The following command line will train MEGA_R_101_FPN_1x on 4 GPUs with Synchronous Stochastic Gradient Descent (SGD):

    python -m torch.distributed.launch \

        --nproc_per_node=4 \

        tools/train_net.py \

        --master_port=$((RANDOM + 10000)) \

        --config-file configs/MEGA/vid_R_101_C4_MEGA_1x.yaml \

        --motion-specific \

        OUTPUT_DIR training_dir/MEGA_R_101_1x

        

Please note that:

1) The models will be saved into `OUTPUT_DIR`.

2) If you want to train MEGA and other methods with other backbones, please change `--config-file`.

3) For training FGFA and DFF, we need pretrained weight of FlowNet. We provide the converted version [here](https://drive.google.com/file/d/1gib7XtS1fSYDTM9RnUJ72a3vREV_6SJH/view?usp=sharing). After downloaded, it should be placed at `models/`. See `config/defaults.py` and the code for further details.

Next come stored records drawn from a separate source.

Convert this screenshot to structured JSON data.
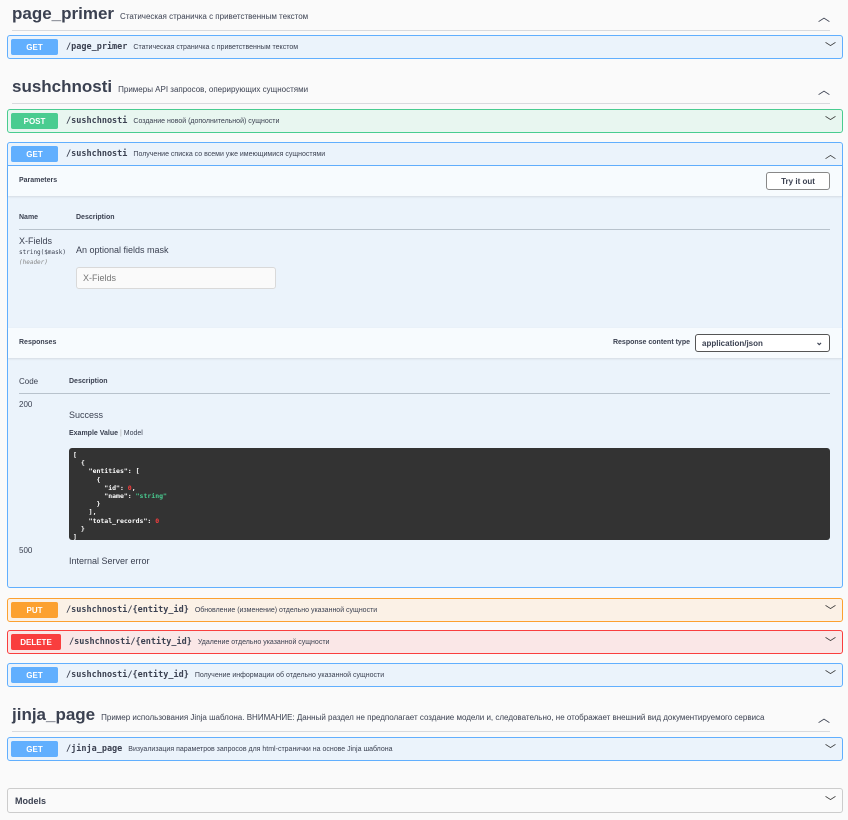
{
  "sections": [
    {
      "name": "page_primer",
      "description": "Статическая страничка с приветственным текстом"
    },
    {
      "name": "sushchnosti",
      "description": "Примеры API запросов, оперирующих сущностями"
    },
    {
      "name": "jinja_page",
      "description": "Пример использования Jinja шаблона. ВНИМАНИЕ: Данный раздел не предполагает создание модели и, следовательно, не отображает внешний вид документируемого сервиса"
    }
  ],
  "operations": [
    {
      "method": "GET",
      "path": "/page_primer",
      "summary": "Статическая страничка с приветственным текстом"
    },
    {
      "method": "POST",
      "path": "/sushchnosti",
      "summary": "Создание новой (дополнительной) сущности"
    },
    {
      "method": "GET",
      "path": "/sushchnosti",
      "summary": "Получение списка со всеми уже имеющимися сущностями"
    },
    {
      "method": "PUT",
      "path": "/sushchnosti/{entity_id}",
      "summary": "Обновление (изменение) отдельно указанной сущности"
    },
    {
      "method": "DELETE",
      "path": "/sushchnosti/{entity_id}",
      "summary": "Удаление отдельно указанной сущности"
    },
    {
      "method": "GET",
      "path": "/sushchnosti/{entity_id}",
      "summary": "Получение информации об отдельно указанной сущности"
    },
    {
      "method": "GET",
      "path": "/jinja_page",
      "summary": "Визуализация параметров запросов для html-странички на основе Jinja шаблона"
    }
  ],
  "expanded": {
    "parameters_label": "Parameters",
    "try_label": "Try it out",
    "col_name": "Name",
    "col_desc": "Description",
    "param": {
      "name": "X-Fields",
      "type": "string($mask)",
      "in": "(header)",
      "description": "An optional fields mask",
      "placeholder": "X-Fields"
    },
    "responses_label": "Responses",
    "content_type_label": "Response content type",
    "content_type": "application/json",
    "col_code": "Code",
    "col_rdesc": "Description",
    "responses": [
      {
        "code": "200",
        "description": "Success"
      },
      {
        "code": "500",
        "description": "Internal Server error"
      }
    ],
    "example_tab": "Example Value",
    "model_tab": "Model",
    "sep": "|"
  },
  "models_label": "Models",
  "colors": {
    "get": "#61affe",
    "post": "#49cc90",
    "put": "#fca130",
    "delete": "#f93e3e"
  }
}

4) For training RDN, we adopt the same two-stage training strategy as described in its original paper. The first phase should be run with config file `configs/RDN/vid_R_101_C4_RDN_base_1x.yaml`. For the second phase, `MODEL.WEIGHT` should be set to the filename of the final model of the first stage training. Or you could rename the model's filename to `RDN_base_R_101.pth` and put it under `models/` and directly train the second phase with config file `configs/RDN/vid_R_101_C4_RDN_1x.yaml`.

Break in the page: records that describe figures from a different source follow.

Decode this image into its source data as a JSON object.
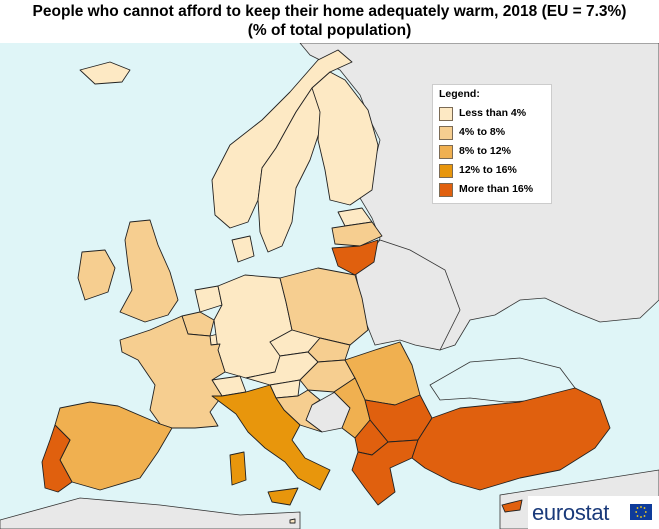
{
  "title": {
    "line1": "People who cannot afford to keep their home adequately warm, 2018 (EU = 7.3%)",
    "line2": "(% of total population)"
  },
  "legend": {
    "title": "Legend:",
    "items": [
      {
        "label": "Less than 4%",
        "color": "#fde9c4"
      },
      {
        "label": "4% to 8%",
        "color": "#f6ce90"
      },
      {
        "label": "8% to 12%",
        "color": "#f0b050"
      },
      {
        "label": "12% to 16%",
        "color": "#e8960c"
      },
      {
        "label": "More than 16%",
        "color": "#e0600e"
      }
    ]
  },
  "colors": {
    "sea": "#dff5f7",
    "non_eu": "#e8e8e8",
    "borders": "#333333"
  },
  "countries": {
    "norway": 0,
    "sweden": 0,
    "finland": 0,
    "estonia": 0,
    "latvia": 1,
    "lithuania": 4,
    "ireland": 1,
    "united-kingdom": 1,
    "iceland": 0,
    "denmark": 0,
    "netherlands": 0,
    "belgium": 1,
    "luxembourg": 0,
    "germany": 0,
    "poland": 1,
    "czechia": 0,
    "austria": 0,
    "switzerland": 0,
    "france": 1,
    "spain": 2,
    "portugal": 4,
    "italy": 3,
    "slovakia": 1,
    "hungary": 1,
    "romania": 2,
    "slovenia": 0,
    "croatia": 1,
    "serbia": 2,
    "bulgaria": 4,
    "north-macedonia": 4,
    "greece": 4,
    "turkey": 4,
    "malta": 0,
    "cyprus": 4
  },
  "brand": {
    "name": "eurostat"
  }
}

5) If you do not want to evaluate motion-IoU specific AP at the end of training, simply deleting `--motion-specific`.

### Demo Usage

Please follow [demo/README.md](demo/README.md) to see how to visualize your own images or video.

### Customize

If you want to use these methods on your own dataset or implement your new method. Please follow [CUSTOMIZE.md](CUSTOMIZE.md).

## Contributing to the project

Any pull requests or issues are welcomed.